L’économie domestique, fer de lance de la stratégie
Le manque reconnu d’infrastructures (places dans les crèches ou dans les EMS), le nombre élevé de familles ayant recours au travail clandestin (on estime que cela concerne plus de 20’000 foyers !) seront autant d’éléments à même d’étayer nos revendications. Combien de personnes issues des milieux politiques et des média, pour ne citer qu’eux, ont recours aux services d’une femme de ménage ? Il sera difficile pour certain-e-s de ne pas entrer en matière sur des solutions alors que le problème les touche directement en tant qu’employeur de travailleurs clandestins. L’idée est donc de mettre l’économie domestique au centre de nos revendications, et que les réponses apportées dans ce domaine fassent tache d’huile dans d’autres secteurs.
Pas de critère initial mais un objectif final
Toute personne sans papiers peut participer à l’opération. Le dépôt de dossier est donc possible quelle que soit la nationalité, la durée de séjour en Suisse ou l’activité professionnelle exercée. Un important travail syndical devra se faire pour que les conditions de travail (la plupart du temps abusives) soient adaptées aux conventions collectives existantes. Les employeurs devront se conformer à ces exigences ou renoncer à leurs employé-e-s.

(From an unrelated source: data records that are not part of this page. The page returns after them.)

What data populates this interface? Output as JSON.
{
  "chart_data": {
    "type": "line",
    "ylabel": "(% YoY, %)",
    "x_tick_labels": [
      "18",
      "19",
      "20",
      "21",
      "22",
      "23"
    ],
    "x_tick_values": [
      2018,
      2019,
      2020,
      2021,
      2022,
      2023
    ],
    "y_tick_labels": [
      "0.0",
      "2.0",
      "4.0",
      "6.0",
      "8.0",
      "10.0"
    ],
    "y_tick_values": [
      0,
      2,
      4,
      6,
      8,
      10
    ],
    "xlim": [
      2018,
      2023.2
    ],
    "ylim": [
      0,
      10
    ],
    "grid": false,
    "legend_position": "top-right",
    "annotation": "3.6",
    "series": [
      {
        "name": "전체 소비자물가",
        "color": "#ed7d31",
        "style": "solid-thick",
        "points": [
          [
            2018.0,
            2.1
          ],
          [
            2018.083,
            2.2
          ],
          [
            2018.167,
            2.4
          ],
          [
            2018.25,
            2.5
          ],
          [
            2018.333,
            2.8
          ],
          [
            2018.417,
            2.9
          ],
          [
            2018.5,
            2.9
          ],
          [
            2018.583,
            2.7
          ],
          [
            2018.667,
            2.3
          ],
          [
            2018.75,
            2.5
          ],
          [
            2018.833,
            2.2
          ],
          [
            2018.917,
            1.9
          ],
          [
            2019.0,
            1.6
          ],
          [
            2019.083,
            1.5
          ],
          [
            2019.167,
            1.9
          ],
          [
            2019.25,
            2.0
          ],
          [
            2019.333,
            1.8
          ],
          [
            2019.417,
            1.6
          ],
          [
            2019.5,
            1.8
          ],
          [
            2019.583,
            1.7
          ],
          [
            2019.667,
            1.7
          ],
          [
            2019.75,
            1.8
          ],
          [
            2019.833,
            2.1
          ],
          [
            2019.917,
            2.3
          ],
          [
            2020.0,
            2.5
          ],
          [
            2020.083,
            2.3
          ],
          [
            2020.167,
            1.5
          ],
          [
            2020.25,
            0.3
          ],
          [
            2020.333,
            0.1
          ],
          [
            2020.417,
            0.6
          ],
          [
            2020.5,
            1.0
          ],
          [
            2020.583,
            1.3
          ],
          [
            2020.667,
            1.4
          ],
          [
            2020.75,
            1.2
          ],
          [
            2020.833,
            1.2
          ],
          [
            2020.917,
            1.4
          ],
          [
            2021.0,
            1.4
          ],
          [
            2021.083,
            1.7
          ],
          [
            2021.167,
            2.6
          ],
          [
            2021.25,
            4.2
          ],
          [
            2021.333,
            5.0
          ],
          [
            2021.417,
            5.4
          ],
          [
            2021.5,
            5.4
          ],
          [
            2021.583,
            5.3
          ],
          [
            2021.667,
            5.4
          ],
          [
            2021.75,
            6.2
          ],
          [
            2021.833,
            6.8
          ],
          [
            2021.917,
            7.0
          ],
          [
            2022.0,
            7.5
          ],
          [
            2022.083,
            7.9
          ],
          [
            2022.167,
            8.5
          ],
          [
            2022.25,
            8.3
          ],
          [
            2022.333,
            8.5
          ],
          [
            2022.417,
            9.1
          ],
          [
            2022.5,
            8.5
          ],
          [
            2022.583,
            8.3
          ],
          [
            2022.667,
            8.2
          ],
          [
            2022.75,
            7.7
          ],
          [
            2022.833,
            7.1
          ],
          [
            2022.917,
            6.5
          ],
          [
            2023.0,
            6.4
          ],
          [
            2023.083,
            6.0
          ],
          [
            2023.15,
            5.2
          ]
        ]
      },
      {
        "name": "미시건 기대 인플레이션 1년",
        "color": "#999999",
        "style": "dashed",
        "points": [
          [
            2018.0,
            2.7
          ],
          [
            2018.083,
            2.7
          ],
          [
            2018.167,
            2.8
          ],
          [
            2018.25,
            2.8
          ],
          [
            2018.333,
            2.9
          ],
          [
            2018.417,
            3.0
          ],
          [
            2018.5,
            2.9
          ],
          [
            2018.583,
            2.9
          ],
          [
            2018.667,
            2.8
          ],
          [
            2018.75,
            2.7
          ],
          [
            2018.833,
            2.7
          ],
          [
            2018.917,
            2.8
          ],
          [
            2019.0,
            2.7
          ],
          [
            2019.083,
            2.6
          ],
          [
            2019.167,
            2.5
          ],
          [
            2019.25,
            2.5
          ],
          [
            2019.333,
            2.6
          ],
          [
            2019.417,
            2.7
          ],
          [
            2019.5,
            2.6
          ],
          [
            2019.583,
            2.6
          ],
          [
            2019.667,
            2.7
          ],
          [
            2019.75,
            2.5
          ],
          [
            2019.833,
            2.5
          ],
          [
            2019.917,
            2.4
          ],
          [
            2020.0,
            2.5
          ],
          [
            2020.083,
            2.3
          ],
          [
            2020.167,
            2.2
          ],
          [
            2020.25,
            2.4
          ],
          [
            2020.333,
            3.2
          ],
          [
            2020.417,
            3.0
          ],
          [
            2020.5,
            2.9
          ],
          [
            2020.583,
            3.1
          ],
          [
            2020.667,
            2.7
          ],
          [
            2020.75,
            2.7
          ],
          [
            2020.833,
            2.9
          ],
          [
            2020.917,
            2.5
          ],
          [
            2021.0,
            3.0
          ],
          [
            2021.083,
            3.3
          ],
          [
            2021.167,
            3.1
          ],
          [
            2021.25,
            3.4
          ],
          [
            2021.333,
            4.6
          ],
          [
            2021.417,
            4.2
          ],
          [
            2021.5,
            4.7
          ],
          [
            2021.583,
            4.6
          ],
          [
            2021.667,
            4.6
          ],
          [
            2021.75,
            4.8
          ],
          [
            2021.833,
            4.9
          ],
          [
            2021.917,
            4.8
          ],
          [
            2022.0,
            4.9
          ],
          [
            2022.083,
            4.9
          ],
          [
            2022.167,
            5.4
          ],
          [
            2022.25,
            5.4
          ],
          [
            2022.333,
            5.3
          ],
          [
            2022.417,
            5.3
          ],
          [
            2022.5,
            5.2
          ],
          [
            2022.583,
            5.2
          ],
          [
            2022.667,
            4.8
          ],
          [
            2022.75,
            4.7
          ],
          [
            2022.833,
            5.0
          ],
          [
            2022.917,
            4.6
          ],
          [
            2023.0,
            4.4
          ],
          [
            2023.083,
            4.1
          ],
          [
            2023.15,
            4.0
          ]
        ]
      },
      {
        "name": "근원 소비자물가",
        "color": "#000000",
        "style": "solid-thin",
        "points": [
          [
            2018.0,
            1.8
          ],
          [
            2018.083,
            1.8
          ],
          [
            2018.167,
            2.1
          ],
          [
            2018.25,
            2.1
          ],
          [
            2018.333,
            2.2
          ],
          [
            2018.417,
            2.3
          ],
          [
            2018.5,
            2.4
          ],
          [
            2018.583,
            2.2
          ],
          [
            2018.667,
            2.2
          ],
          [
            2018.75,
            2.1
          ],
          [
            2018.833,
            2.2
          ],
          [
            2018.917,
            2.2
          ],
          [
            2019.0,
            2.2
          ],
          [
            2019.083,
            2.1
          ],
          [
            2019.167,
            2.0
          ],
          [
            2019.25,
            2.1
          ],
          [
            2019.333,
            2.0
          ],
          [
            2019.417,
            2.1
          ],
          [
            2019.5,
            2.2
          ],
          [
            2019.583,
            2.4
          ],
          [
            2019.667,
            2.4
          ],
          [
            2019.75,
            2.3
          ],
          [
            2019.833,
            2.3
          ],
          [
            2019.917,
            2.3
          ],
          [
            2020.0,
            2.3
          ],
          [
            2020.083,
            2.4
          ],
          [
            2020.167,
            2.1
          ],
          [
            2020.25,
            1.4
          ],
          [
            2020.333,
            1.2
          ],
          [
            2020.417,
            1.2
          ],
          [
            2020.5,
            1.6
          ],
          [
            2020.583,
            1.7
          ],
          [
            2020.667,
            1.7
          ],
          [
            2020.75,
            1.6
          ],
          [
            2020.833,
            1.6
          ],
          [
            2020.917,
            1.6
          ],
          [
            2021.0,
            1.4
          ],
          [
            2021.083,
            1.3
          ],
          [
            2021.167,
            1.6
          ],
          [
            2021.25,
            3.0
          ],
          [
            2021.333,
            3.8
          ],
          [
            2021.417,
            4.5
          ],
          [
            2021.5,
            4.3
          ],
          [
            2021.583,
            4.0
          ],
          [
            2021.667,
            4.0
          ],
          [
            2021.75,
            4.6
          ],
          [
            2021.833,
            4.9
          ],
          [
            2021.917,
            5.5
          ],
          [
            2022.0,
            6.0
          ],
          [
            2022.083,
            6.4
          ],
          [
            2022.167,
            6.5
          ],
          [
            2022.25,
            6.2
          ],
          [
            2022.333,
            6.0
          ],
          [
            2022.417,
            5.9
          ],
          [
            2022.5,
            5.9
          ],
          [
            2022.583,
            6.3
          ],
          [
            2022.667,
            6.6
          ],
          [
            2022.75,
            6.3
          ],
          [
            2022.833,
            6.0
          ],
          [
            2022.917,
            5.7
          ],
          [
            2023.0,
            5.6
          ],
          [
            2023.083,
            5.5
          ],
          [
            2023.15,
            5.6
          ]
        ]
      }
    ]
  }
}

Les syndicats feront leur possible pour replacer les personnes qui n’auraient plus de travail dans un autre secteur économique. Au bout du compte, les permis seront délivrés aux personnes en emploi pour autant que leur travail respectent les normes en matière d’horaire et de salaire.
Le Collectif de soutien aux Sans-Papiers de Genève a décidé d’appuyer l’initiative du SIT. C’est donc au nom du Collectif de soutien que seront déposés les dossiers des Sans-Papiers, conformément au voeu exprimé par l’organisation des travailleuses et travailleurs sans statut légal (CTSSL).
Même en obtenant gain de cause auprès des autorités (ce qui exigera déjà une forte mobilisation), il ne sera sans doute pas possible d’obtenir un emploi conforme aux conventions collectives pour tous les Sans-Papiers actuellement présent-e-s à Genève. Il y a en outre parmi les travailleuses sans statut légal des femmes qui n’ont que quelques heures de ménage par semaine. Même correctement payées, elles ne peuvent pas en vivre. Il ne faut pas se voiler la face : les permis B ne seront pas octroyés (ou renouvelés) de façon plus généreuse pour les Sans-Papiers que pour les migrant-e-s légalement établi-e-s. C’est pourquoi il importe, parallèlement au dépôt de ces dossiers, de continuer à se battre sur le front des lois migratoires, notamment contre la LEtr et la LAsi.